Hoy quiero hablar de la cruz, pero no la del matrimonio que también la cargo (y a veces ¡qué pesada se pone!), sino de la que llevó Jesús hacia el calvario, y que en m parroquia se conmemora cargando una de madera el viernes santo, en la procesión del santo viacrucis.
Soy de la parroquia de los padres carmelitas y no me pierdo ceremonias solemnes ni procesiones de las que ellos organizan, porque le imprimen religiosidad, combinada con algo de modernismo y fe criolla, la que heredamos de nuestros antepasados.
El viacrucis, por ejemplo, se hace por las calles, con una cruz de palo que, turnándonos, llevamos los fieles, de estación por estación. Toca por turnos porque la cruz es pesada y hay que hacer relevos constantes. Anteriormente la cruz era de troncos silvestres, sin pulir, que por el peso la cargaban entre varios a la vez. Cuatro o cinco cargueros, fortachones, de brava fuerza muscular, la cargaban aunque con almohadillas en el hombro para mitigar el peso, pero sólo resistían una o dos cuadras, y había que relevarlos con otros de igual o mayor contextura. Algunas mujeres, con fuerza de varones, en ocasiones se atrevían a hacer también de cireneos y le metían sus finos y delicados hombros. Pero a los pocos minutos quedaban exhaustas.
Eso era antes. Porque este año, el nuevo párroco, el padre Jorge Luis Mendoza decidió en su sabiduría, que no se llevara la cruz pesada de troncos silvestres, sino una cruz pulida, muy bonita, que debía llevarse en alto, presidiendo la procesión. Pero también pesa y es brava para los brazos. “A ésta sí me le mido yo”, dije al ver la cruz y me acerqué con deseos de cargarla. El jefe de los cargueros, un tipo con cara de Cireneo, o con modales de nazareno, esos que visten de túnica morada y regañan a todo el mundo en otras iglesias, me miró con cara de compasión y me dijo:
-Es pesada. Usted no aguanta, viejito.
Quise decirle “viejito su papá”, pero recordé que era Viernes Santo, día de perdón. Le sonreí y le dije:
-Está equivocado, señor, soy descendiente de arrieros.
-Pero es que sus brazos son muy escuálidos –me discutió.
Nadie, a excepción de mi mujer, había puesto en duda mi fortaleza, así que le dije, tocándome el músculo: “Pura fibra, maestro, pura fibra”.
-Bueno, hágale –me respondió, con una risita burlona.
Tomé la cruz y casi no soy capaz de levantarla. Pero mi herencia, mi fe y mi decisión me ayudaron. Conté a la una, a las dos y a las tres, tomé aire y alcé la cruz como un estandarte, para que todos vieran la imagen del leño en que murió Jesús de Nazareth.
Pero no fue mucho lo que duró mi osadía.
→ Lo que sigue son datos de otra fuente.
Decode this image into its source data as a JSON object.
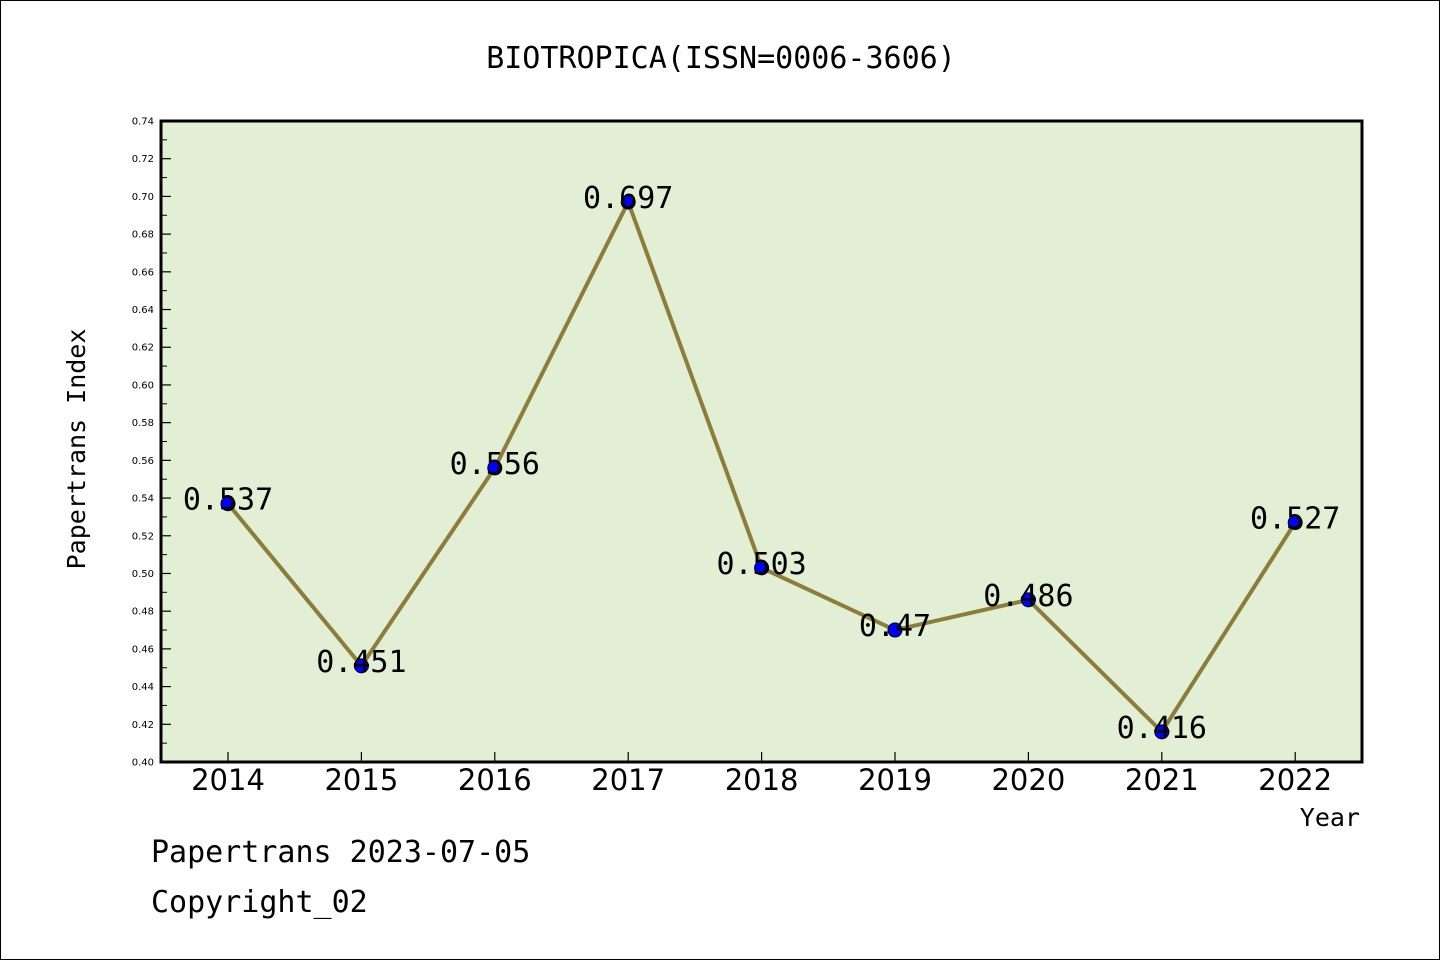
{
  "chart_data": {
    "type": "line",
    "title": "BIOTROPICA(ISSN=0006-3606)",
    "xlabel": "Year",
    "ylabel": "Papertrans Index",
    "categories": [
      "2014",
      "2015",
      "2016",
      "2017",
      "2018",
      "2019",
      "2020",
      "2021",
      "2022"
    ],
    "values": [
      0.537,
      0.451,
      0.556,
      0.697,
      0.503,
      0.47,
      0.486,
      0.416,
      0.527
    ],
    "data_labels": [
      "0.537",
      "0.451",
      "0.556",
      "0.697",
      "0.503",
      "0.47",
      "0.486",
      "0.416",
      "0.527"
    ],
    "ylim": [
      0.4,
      0.74
    ],
    "yticks": [
      "0.40",
      "0.42",
      "0.44",
      "0.46",
      "0.48",
      "0.50",
      "0.52",
      "0.54",
      "0.56",
      "0.58",
      "0.60",
      "0.62",
      "0.64",
      "0.66",
      "0.68",
      "0.70",
      "0.72",
      "0.74"
    ],
    "grid": false,
    "colors": {
      "plot_background": "#e2efd4",
      "line": "#8b7d3a",
      "marker": "#0000ff"
    }
  },
  "footer": {
    "line1": "Papertrans 2023-07-05",
    "line2": "Copyright_02"
  }
}
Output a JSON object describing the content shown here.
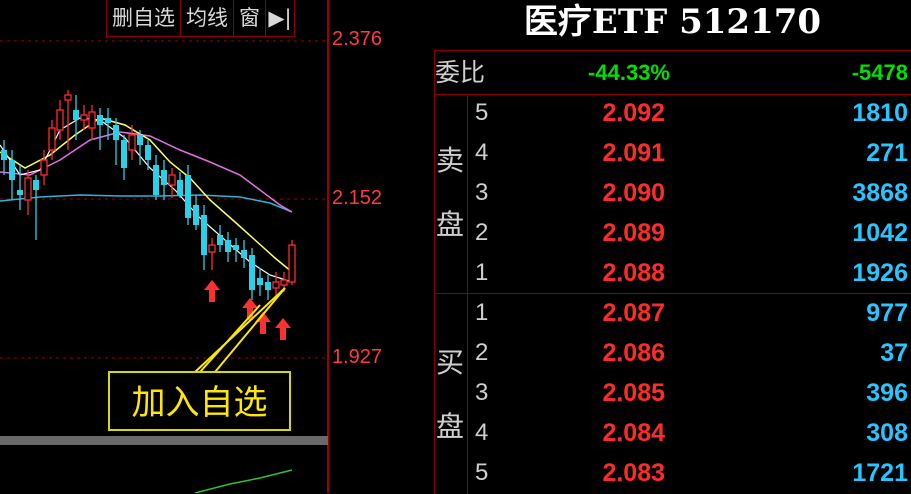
{
  "toolbar": {
    "delete_label": "删自选",
    "ma_label": "均线",
    "window_label": "窗",
    "arrow_glyph": "▶|"
  },
  "axis": {
    "top": "2.376",
    "mid": "2.152",
    "bottom": "1.927"
  },
  "callout": {
    "text": "加入自选"
  },
  "title": "医疗ETF 512170",
  "webi": {
    "label": "委比",
    "percent": "-44.33%",
    "diff": "-5478"
  },
  "sell_label": [
    "卖",
    "盘"
  ],
  "buy_label": [
    "买",
    "盘"
  ],
  "sell": [
    {
      "level": "5",
      "price": "2.092",
      "volume": "1810"
    },
    {
      "level": "4",
      "price": "2.091",
      "volume": "271"
    },
    {
      "level": "3",
      "price": "2.090",
      "volume": "3868"
    },
    {
      "level": "2",
      "price": "2.089",
      "volume": "1042"
    },
    {
      "level": "1",
      "price": "2.088",
      "volume": "1926"
    }
  ],
  "buy": [
    {
      "level": "1",
      "price": "2.087",
      "volume": "977"
    },
    {
      "level": "2",
      "price": "2.086",
      "volume": "37"
    },
    {
      "level": "3",
      "price": "2.085",
      "volume": "396"
    },
    {
      "level": "4",
      "price": "2.084",
      "volume": "308"
    },
    {
      "level": "5",
      "price": "2.083",
      "volume": "1721"
    }
  ],
  "colors": {
    "up": "#ff2b2b",
    "down": "#29d0e8",
    "ma5": "#ffffff",
    "ma10": "#ffff66",
    "ma20": "#e070e0",
    "ma60": "#29b5d8"
  }
}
A los pocos metros miré al tipo solicitando cambio. El hombre, ampliando su risita burlona, me dijo con aire de triunfo:
-¿Sí ve? Yo se lo dije. Usted ya no está para estas cruces. Mejor quédese quietico en la casa y ve las ceremonias por televisión.
No podía revirarle. Lo miré sumiso, metí el rabo entre las piernas y me retiré a rumiar mis recuerdos de aquellas Semanas Santas cuando yo cargué cruces mucho más pesadas. Varias veces hice de Jesús en los viacrucis en vivo de mi pueblo, y alguna vez me tocó tirar la cruz y enfrentarme a puños con el centurión romano, que me daba latigazos en serio. Yo le había quitado la novia. Desde entonces no había vuelto a cargar la cruz de los viacrucis.